Completion of the form is initiated upon request from the individual indicating a need for dental services. This form is not required for an initial evaluation for treatment that will cost $200 or less.

Number of Copies

One original and copies for all members of the service planning team.

Transmittal

A copy is sent to the dentist and to all other members of the service planning team. The case manager keeps the original in the individual's file. A copy is sent to the Texas Health and Human Services Commission (HHSC), along with a copy of the Individual Plan of Care (IPC) for prior authorization.

Form Retention

Each Deaf Blind with Multiple Disabilities provider agency must keep Form 6504 according to the record retention requirements found in Texas Administrative Code, Chapter 49 (related to contracting for Community Care Services).

Detailed Instructions

Individual Name, Date of Birth, Medicaid No. — The case manager enters the individual's name, date of birth and Medicaid number.

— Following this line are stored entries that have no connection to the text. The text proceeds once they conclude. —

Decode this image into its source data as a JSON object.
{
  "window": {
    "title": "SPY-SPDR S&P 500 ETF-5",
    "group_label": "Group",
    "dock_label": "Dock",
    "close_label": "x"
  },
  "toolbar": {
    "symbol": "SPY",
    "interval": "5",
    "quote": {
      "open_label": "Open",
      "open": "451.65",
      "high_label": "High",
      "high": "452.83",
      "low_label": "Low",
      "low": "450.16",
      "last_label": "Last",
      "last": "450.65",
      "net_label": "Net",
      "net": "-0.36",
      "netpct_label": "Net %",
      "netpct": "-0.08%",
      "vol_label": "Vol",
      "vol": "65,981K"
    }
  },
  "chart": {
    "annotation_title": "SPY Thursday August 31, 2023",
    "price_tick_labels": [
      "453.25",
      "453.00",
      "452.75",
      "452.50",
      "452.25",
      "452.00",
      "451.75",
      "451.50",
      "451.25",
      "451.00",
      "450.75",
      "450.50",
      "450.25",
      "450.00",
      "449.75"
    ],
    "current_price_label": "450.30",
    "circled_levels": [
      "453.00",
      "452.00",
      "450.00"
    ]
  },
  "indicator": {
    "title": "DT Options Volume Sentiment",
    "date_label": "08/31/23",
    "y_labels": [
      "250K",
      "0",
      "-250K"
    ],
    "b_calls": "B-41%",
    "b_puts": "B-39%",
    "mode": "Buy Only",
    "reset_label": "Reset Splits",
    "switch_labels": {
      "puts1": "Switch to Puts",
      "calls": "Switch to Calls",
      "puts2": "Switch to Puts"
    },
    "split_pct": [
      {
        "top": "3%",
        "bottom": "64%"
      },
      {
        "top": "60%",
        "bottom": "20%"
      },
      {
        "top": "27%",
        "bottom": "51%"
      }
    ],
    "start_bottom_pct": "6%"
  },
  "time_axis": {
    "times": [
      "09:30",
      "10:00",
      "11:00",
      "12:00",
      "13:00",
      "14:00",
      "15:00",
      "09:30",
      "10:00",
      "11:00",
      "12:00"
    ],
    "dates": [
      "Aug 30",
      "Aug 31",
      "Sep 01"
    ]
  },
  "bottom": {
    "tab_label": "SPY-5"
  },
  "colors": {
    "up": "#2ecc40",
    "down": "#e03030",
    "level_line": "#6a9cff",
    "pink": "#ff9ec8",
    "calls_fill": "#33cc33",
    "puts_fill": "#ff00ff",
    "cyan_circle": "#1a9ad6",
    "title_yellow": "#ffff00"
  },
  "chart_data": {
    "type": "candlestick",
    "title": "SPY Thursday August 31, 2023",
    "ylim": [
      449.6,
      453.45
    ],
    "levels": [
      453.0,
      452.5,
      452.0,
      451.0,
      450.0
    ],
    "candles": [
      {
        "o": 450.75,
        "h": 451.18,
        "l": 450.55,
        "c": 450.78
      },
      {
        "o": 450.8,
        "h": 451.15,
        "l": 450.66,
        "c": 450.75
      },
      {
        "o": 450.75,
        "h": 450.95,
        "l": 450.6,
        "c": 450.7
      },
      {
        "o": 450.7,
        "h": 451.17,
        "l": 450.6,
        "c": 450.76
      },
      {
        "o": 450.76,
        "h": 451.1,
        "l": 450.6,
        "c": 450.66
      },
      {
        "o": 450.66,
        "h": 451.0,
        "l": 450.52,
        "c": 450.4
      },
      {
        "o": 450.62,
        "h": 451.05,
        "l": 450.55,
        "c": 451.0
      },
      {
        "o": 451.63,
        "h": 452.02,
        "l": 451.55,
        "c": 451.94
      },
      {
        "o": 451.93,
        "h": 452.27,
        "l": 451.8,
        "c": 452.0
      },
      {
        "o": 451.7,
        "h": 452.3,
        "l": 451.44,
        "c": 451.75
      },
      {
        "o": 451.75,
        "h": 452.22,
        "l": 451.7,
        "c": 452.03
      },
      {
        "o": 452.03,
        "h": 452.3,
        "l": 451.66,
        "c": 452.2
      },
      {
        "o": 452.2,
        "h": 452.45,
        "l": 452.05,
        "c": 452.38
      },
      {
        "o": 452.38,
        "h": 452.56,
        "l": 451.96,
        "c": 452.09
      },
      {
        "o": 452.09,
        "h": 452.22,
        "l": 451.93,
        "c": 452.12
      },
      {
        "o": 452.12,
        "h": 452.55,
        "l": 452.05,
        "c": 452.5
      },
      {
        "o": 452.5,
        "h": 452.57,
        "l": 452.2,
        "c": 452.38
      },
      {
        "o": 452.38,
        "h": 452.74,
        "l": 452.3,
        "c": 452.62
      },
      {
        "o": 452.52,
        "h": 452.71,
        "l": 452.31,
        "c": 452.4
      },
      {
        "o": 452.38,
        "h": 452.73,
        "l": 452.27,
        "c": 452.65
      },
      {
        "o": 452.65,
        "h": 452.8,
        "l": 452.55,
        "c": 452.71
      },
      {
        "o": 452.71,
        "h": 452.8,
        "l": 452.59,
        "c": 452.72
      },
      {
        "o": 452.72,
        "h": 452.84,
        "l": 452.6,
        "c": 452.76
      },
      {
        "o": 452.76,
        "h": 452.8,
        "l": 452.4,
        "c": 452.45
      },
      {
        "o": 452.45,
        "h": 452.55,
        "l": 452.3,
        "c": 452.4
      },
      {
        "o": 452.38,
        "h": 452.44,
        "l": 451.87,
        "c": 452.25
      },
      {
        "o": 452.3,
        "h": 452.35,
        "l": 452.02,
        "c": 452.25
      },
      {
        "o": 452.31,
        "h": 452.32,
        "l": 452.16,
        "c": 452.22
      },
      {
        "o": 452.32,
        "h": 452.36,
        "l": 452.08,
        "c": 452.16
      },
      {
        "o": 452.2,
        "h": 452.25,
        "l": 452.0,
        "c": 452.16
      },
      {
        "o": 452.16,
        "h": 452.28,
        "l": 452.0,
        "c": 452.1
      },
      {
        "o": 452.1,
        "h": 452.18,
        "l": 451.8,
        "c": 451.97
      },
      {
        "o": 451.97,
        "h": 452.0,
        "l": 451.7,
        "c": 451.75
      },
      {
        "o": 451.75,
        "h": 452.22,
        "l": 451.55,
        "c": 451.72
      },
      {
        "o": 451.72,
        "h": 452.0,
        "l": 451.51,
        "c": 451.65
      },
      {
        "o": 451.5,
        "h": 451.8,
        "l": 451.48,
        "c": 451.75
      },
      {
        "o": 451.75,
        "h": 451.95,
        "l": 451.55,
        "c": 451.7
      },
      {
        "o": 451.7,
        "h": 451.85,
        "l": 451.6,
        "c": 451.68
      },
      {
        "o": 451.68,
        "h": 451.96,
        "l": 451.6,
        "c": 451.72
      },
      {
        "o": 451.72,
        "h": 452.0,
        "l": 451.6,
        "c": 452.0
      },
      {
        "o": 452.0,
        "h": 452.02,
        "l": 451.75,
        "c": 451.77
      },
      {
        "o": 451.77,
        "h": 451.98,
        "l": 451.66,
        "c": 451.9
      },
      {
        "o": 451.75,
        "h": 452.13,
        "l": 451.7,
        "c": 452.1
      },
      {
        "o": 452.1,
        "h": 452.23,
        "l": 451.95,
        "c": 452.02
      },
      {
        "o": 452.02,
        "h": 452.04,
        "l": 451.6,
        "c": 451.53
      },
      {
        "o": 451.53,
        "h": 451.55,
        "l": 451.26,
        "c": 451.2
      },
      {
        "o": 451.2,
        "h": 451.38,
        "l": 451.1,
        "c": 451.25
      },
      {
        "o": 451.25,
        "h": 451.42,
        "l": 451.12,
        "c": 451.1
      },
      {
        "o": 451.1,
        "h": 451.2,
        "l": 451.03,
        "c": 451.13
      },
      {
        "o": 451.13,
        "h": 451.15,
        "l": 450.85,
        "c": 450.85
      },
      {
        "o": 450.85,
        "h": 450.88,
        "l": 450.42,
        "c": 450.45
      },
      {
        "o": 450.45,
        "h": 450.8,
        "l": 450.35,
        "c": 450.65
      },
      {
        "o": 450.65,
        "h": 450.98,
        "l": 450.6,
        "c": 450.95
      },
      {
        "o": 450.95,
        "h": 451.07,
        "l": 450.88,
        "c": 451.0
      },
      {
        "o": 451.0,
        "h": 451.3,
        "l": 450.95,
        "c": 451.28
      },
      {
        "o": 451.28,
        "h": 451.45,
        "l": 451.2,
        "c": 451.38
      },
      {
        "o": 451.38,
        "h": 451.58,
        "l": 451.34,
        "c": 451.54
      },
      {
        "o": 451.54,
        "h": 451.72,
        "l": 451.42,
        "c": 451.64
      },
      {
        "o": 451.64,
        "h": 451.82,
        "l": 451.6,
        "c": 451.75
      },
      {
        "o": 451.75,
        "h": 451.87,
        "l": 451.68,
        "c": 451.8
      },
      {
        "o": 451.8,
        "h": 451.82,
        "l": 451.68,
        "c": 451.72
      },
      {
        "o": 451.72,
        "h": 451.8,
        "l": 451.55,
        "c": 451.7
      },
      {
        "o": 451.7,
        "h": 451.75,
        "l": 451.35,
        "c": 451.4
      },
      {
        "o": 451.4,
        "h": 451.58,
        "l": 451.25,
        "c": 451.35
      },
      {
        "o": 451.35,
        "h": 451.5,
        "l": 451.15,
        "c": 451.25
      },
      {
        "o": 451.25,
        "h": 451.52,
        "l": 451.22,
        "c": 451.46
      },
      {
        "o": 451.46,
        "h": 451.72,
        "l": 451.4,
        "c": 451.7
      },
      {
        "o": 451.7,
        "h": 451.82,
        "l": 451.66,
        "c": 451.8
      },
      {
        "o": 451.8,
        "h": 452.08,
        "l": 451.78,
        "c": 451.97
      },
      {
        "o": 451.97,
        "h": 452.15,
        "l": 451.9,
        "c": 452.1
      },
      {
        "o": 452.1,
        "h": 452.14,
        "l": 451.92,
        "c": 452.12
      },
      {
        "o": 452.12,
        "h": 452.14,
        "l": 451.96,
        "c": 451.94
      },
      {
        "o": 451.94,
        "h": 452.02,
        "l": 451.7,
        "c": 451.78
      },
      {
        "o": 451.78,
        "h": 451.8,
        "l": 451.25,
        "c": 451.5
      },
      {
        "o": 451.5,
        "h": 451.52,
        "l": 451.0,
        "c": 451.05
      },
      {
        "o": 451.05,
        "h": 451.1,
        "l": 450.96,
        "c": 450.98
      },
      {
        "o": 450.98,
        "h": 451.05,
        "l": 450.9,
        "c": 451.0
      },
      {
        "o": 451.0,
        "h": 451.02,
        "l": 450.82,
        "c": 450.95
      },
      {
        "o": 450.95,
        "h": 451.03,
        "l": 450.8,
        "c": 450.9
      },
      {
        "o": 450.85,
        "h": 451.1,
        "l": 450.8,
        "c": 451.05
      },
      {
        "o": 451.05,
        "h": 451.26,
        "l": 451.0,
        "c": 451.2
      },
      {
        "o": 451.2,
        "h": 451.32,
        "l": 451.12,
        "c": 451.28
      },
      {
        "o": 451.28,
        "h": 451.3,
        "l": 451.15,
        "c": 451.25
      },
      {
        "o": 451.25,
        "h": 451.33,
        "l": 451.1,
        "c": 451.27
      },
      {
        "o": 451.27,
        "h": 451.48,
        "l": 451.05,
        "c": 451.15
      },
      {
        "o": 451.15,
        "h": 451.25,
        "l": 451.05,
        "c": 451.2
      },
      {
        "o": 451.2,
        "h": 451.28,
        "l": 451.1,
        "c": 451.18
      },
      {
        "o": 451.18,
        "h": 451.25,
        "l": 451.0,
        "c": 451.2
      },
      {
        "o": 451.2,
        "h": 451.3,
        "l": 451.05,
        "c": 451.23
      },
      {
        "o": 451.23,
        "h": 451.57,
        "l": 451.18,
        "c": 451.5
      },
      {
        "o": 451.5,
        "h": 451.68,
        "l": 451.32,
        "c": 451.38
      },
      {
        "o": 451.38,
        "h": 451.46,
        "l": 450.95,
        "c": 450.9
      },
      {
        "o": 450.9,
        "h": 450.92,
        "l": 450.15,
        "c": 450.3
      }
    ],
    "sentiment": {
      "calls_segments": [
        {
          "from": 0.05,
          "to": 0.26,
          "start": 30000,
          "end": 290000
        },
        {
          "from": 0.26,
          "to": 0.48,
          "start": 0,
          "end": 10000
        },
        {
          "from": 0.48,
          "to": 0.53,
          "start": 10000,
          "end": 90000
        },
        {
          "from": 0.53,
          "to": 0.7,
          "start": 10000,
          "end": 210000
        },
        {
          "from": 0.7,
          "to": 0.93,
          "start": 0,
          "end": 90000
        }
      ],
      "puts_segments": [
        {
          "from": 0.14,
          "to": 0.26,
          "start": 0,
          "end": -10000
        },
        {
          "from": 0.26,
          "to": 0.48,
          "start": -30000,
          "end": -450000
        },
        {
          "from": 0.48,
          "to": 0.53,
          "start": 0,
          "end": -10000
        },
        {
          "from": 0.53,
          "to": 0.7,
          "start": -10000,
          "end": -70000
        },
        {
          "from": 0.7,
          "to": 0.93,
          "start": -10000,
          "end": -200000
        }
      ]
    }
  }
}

Dentist Name, Address and Telephone No. —The case manager or dentist enters the dentist name, address and telephone number.

Examination and Treatment Record — The dentist completes the Dental Services and Dental Sedation sections of Form 6504.

Dentist Signature, License No. and Date — The dentist must provide the license number and sign and date the form.

DBMD Program Signature and Date — DBMD program staff must sign and date the form.

Approved/Denied/Additional Information — DBMD program staff must check the appropriate box.